One way of bypassing HDCP is with an HDCP stripper (also known as an HDMI splitter). HDCP strippers are an intermediary between the console footage and the audio visual output. Good quality strippers synthesise the HDCP signal from the console into a signal that can be transmitted across the non-HDCP compatible HDMI connection. Sounds good in theory, but it’s far from the most reliable solution. HDCP technology has been around for a while (in various iterations) and it keeps evolving. More recent televisions are capable of adjusting, but splitters can easily become unreliable as HDCP technology evolves. That means the best course of action is probably to update your television if it’s starting to display errors relating to HDCP 2.2 compatibility.

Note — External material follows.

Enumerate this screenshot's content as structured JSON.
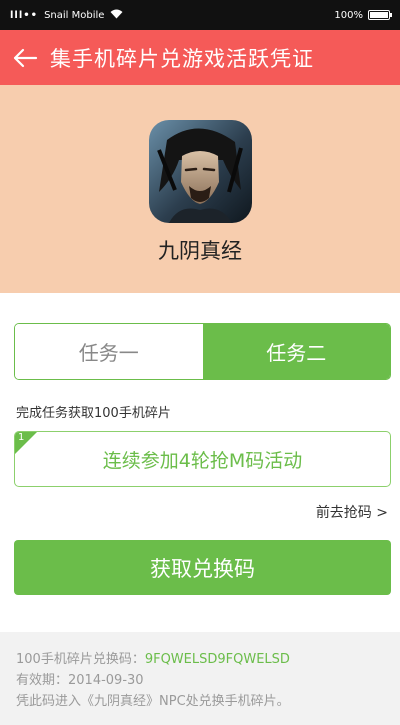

Apart from HDMI splitters, there’s not a lot of bypass options available for HDCP 2.2. Some people have bypassed HDCP by converting the signal into analogue. There are some pretty serious downsides to that approach though. Firstly, it’s complicated! Converting the signal to component, VGA, or evening composite video can take some pretty serious technical expertise. On top of that, it will degrade your picture quality. The whole point of HDCP 2.2 is to protect high-quality, high-resolution 4K content. If you get around it, then you’re probably going to lose the benefits of high-definition.
What products are HDCP compliant?
HDCP 2.2 has been around roughly as long as 4K high-resolution, which means it started to hit the mainstream in 2013. As a result, most televisions and audio-visual products released since then will be compatible. Still, it’s worth confirming HDCP 2.2 compliance before you make any big purchases.
HDCP 2.2 and piracy
Before you get too frustrated with HDCP 2.2 technology, it’s important to recognise its purpose: to prevent video piracy! We’ve discussed a few of the techniques that people use to try and bypass HDCP 2.2, but using those techniques for the purposes of video piracy is illegal. Our advice: get a good quality late model technique and enjoy the benefits of 4K without having to worry about HDCP 2.2 compliance.